There is near unanimity about the importance of religious liberty as a foundational American principle. Nearly 9-in-10 (88 percent) Americans agree that America was founded on the idea of religious freedom for everyone, including religious groups that are unpopular.
Americans also generally see the principle as secure. The recent PRRI/RNS Religion News Survey, conducted by Public Religion Research Institute in partnership with Religion News Service, shows that solid majorities of Americans overall (56 percent), as well as Catholics overall (57 percent), do not think religious liberty is threatened in American today.
But most Americans also make significant distinctions about religious liberty’s scope, weighing religious liberty concerns against other factors, such as whether organizations are principally religious (e.g., churches) or more loosely affiliated with a religious body (e.g., hospitals, colleges, and social service agencies), and whether or not the organization receives federal financing.
Americans clearly believe churches and other places of worship should be afforded the broadest scope with regard to religious liberty. A majority of Americans (52 percent) and a plurality (49 percent) of Catholics agree that churches and other places of worship should not be required to provide their employees with health care plans that cover contraception at no cost. However, majorities of Americans and Catholics overall do not afford this leeway to other religiously affiliated institutions such as colleges and universities, hospitals, and social service agencies. (Notably, the subgroup of white Catholics draw the lines differently and are more divided about extending this requirement to religiously affiliated organizations.)
Outside the context of the contraception debate, Americans also make similar distinctions on the issue of adoption by gay and lesbian couples. Last year, after Illinois’ civil unions law went into effect, several state-funded Catholic adoption agencies petitioned for the right to refuse to place children with same-sex couples, saying that to do so would violate their religious liberty. The state rejected their argument and moved to cancel over $30 million worth of contracts with the charities because they were not following state non-discrimination laws. Here, the issue of whether faith-based organizations receive federal funding can be crucial for understanding where in the debate Americans fall.

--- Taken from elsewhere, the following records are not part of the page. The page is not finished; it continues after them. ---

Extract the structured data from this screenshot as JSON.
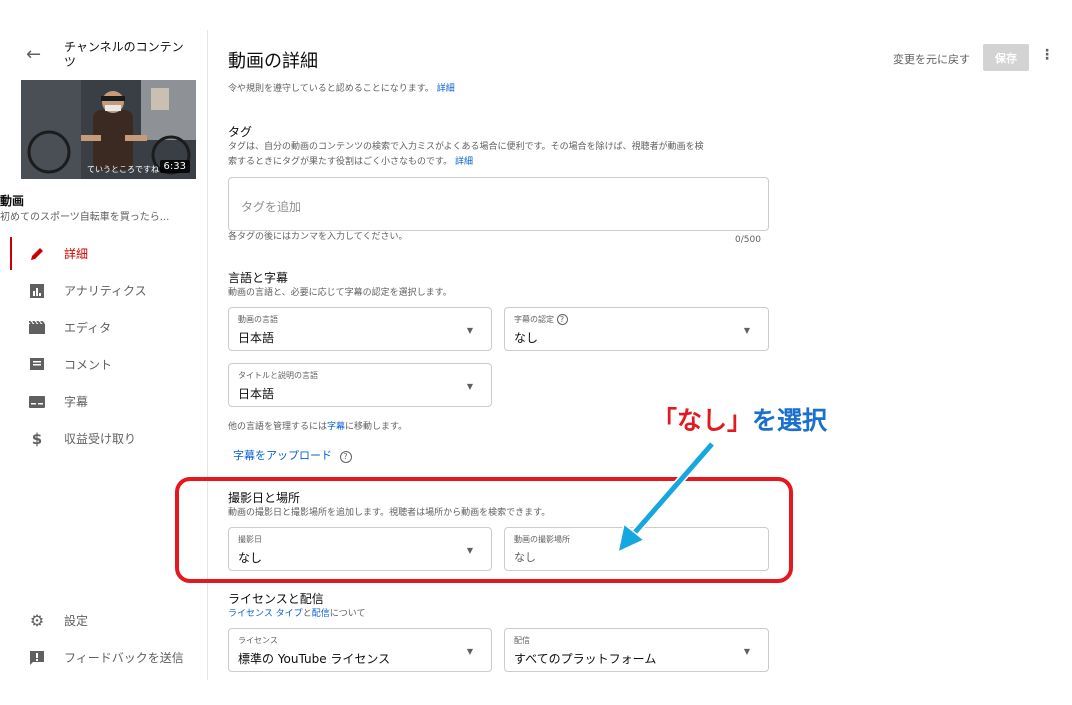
{
  "sidebar": {
    "back_icon": "arrow-left-icon",
    "channel_title": "チャンネルのコンテンツ",
    "thumbnail_caption": "ていうところですね",
    "duration": "6:33",
    "video_label": "動画",
    "video_subtitle": "初めてのスポーツ自転車を買ったら...",
    "items": [
      {
        "label": "詳細",
        "icon": "pencil-icon",
        "active": true
      },
      {
        "label": "アナリティクス",
        "icon": "analytics-icon",
        "active": false
      },
      {
        "label": "エディタ",
        "icon": "editor-icon",
        "active": false
      },
      {
        "label": "コメント",
        "icon": "comment-icon",
        "active": false
      },
      {
        "label": "字幕",
        "icon": "subtitles-icon",
        "active": false
      },
      {
        "label": "収益受け取り",
        "icon": "dollar-icon",
        "active": false
      }
    ],
    "bottom_items": [
      {
        "label": "設定",
        "icon": "gear-icon"
      },
      {
        "label": "フィードバックを送信",
        "icon": "feedback-icon"
      }
    ]
  },
  "header": {
    "title": "動画の詳細",
    "undo_label": "変更を元に戻す",
    "save_label": "保存"
  },
  "content": {
    "top_text": "令や規則を遵守していると認めることになります。",
    "top_link": "詳細",
    "tags": {
      "title": "タグ",
      "description_line1": "タグは、自分の動画のコンテンツの検索で入力ミスがよくある場合に便利です。その場合を除けば、視聴者が動画を検",
      "description_line2": "索するときにタグが果たす役割はごく小さなものです。",
      "link": "詳細",
      "placeholder": "タグを追加",
      "hint": "各タグの後にはカンマを入力してください。",
      "counter": "0/500"
    },
    "language": {
      "title": "言語と字幕",
      "description": "動画の言語と、必要に応じて字幕の認定を選択します。",
      "video_language_label": "動画の言語",
      "video_language_value": "日本語",
      "caption_cert_label": "字幕の認定",
      "caption_cert_value": "なし",
      "title_language_label": "タイトルと説明の言語",
      "title_language_value": "日本語",
      "manage_prefix": "他の言語を管理するには",
      "manage_link": "字幕",
      "manage_suffix": "に移動します。",
      "upload_link": "字幕をアップロード"
    },
    "recording": {
      "title": "撮影日と場所",
      "description": "動画の撮影日と撮影場所を追加します。視聴者は場所から動画を検索できます。",
      "date_label": "撮影日",
      "date_value": "なし",
      "location_label": "動画の撮影場所",
      "location_value": "なし"
    },
    "license": {
      "title": "ライセンスと配信",
      "link1": "ライセンス タイプ",
      "and": "と",
      "link2": "配信",
      "about": "について",
      "license_label": "ライセンス",
      "license_value": "標準の YouTube ライセンス",
      "distribution_label": "配信",
      "distribution_value": "すべてのプラットフォーム"
    }
  },
  "annotation": {
    "quoted": "「なし」",
    "action": "を選択"
  },
  "colors": {
    "accent_red": "#cc0000",
    "link_blue": "#065fd4",
    "annotation_red": "#e4181d",
    "arrow_blue": "#17a7e0"
  }
}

Here again, Americans hold nuanced views, differentiating between what should be required of religiously affiliated adoption agencies on the basis of whether or not they receive federal funding. A strong majority (63 percent) of Americans agree that religiously affiliated adoption agencies that receive federal funding should not be permitted to refuse to place children with qualified gay and lesbian couples. However, only half say the same of religiously affiliated adoption agencies that receive no federal funding.
Ironically enough, Catholics as a whole make less of a distinction on this issue than does the general public. Over 6-in-10 (63 percent) say that religiously affiliated adoption agencies that receive federal funding should not be permitted to refuse to place children with same-sex couples, while 57 percent say the same of religiously affiliated adoption agencies that do not receive federal funding. The subgroup of white Catholics, however, are more similar to Americans overall. A similarly strong majority (63 percent) agree that federally funded religiously affiliated adoption agencies should not be able to refuse to place children with qualified gay or lesbian couples, but only a slim majority (51 percent) agree that the same should be true for non-federally funded religiously affiliated adoption agencies.

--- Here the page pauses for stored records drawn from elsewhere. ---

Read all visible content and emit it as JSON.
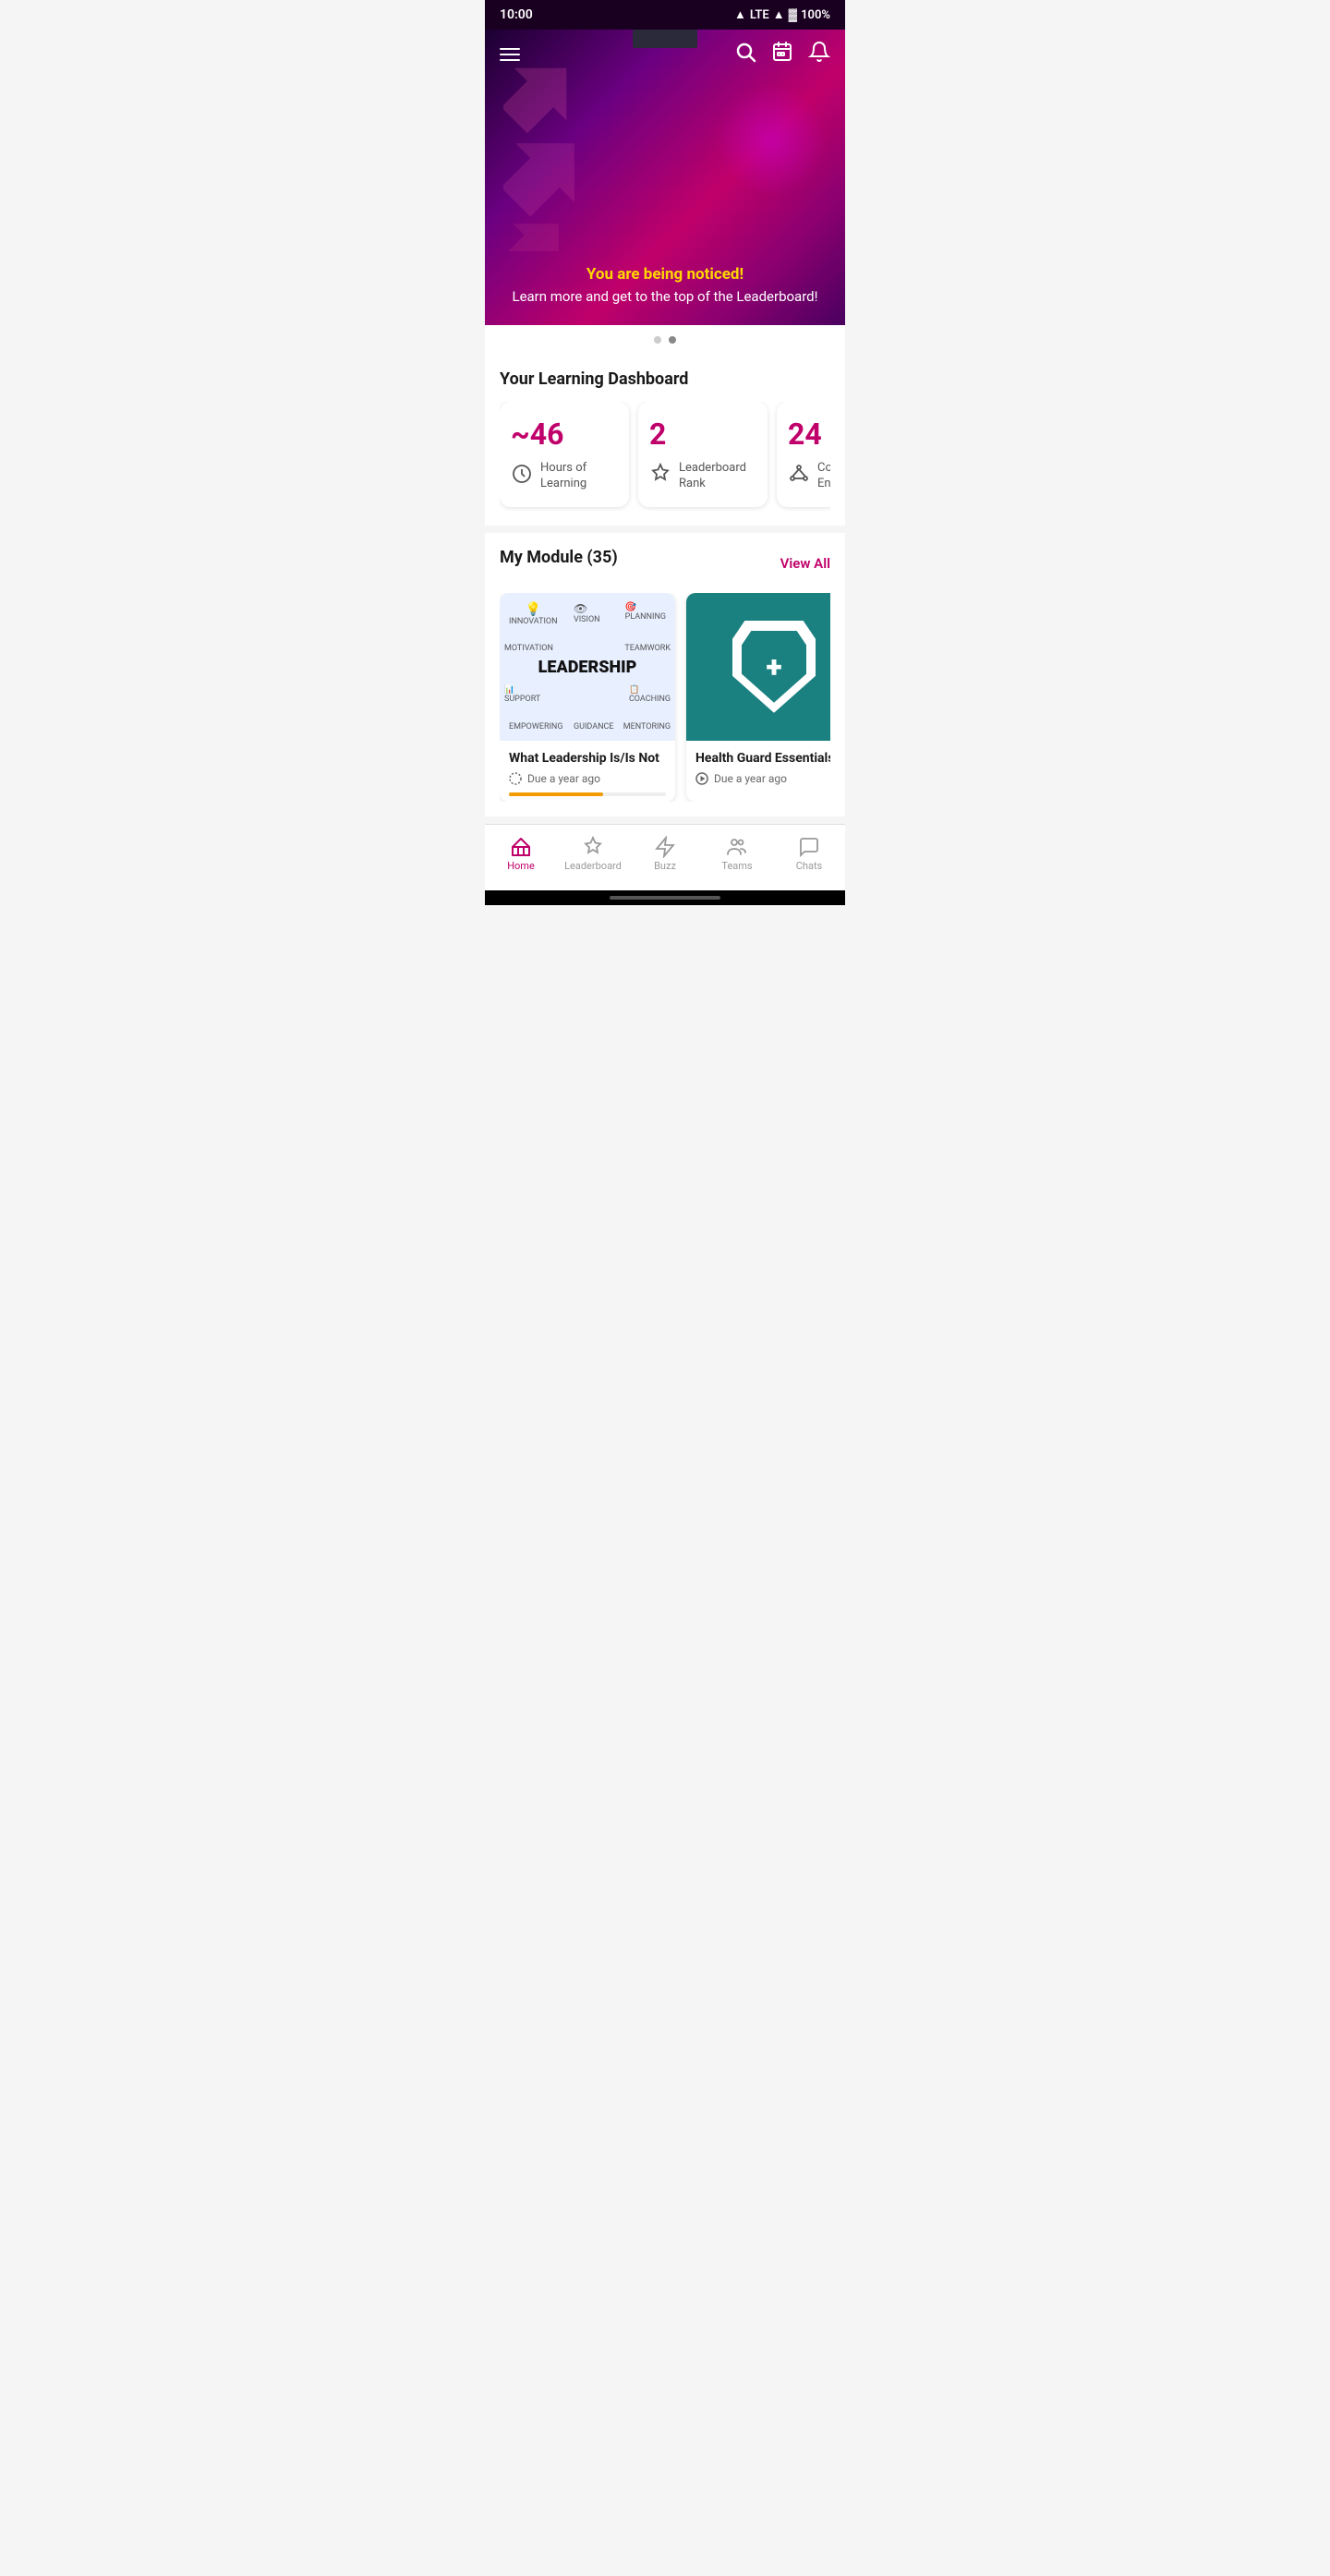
{
  "statusBar": {
    "time": "10:00",
    "signal": "LTE",
    "battery": "100%"
  },
  "hero": {
    "title": "You are being noticed!",
    "subtitle": "Learn more and get to the top of the Leaderboard!",
    "dots": [
      false,
      true
    ]
  },
  "dashboard": {
    "title": "Your Learning Dashboard",
    "cards": [
      {
        "number": "~46",
        "label": "Hours of Learning",
        "iconType": "clock"
      },
      {
        "number": "2",
        "label": "Leaderboard Rank",
        "iconType": "medal"
      },
      {
        "number": "24",
        "label": "Courses Enrolled",
        "iconType": "network"
      }
    ]
  },
  "modules": {
    "title": "My Module (35)",
    "viewAllLabel": "View All",
    "items": [
      {
        "id": 1,
        "title": "What Leadership Is/Is Not",
        "dueText": "Due a year ago",
        "type": "leadership",
        "dueIcon": "circle-dashed"
      },
      {
        "id": 2,
        "title": "Health Guard Essentials",
        "dueText": "Due a year ago",
        "type": "health",
        "dueIcon": "play-circle"
      }
    ]
  },
  "bottomNav": {
    "items": [
      {
        "id": "home",
        "label": "Home",
        "active": true,
        "iconType": "home"
      },
      {
        "id": "leaderboard",
        "label": "Leaderboard",
        "active": false,
        "iconType": "medal"
      },
      {
        "id": "buzz",
        "label": "Buzz",
        "active": false,
        "iconType": "buzz"
      },
      {
        "id": "teams",
        "label": "Teams",
        "active": false,
        "iconType": "teams"
      },
      {
        "id": "chats",
        "label": "Chats",
        "active": false,
        "iconType": "chats"
      }
    ]
  }
}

Respect for religious liberty is a principle that Americans plainly embrace and mostly believe is secure in America today. But it’s also clear that Americans demarcate certain responsibilities from which religiously affiliated organizations (especially those that receive public funding) should not be exempted. The Obama administration’s recent accommodations, which allow women employed by religiously affiliated institutions to obtain no-cost birth control directly from their insurers, if their employers object, may not satisfy all critics. But they illustrate that some political agility and creativity, which dovetails with Americans’ nuanced approach to religious liberty, may prevent these rights and responsibilities from coming into sharp conflict - at least, in the eyes of the American people.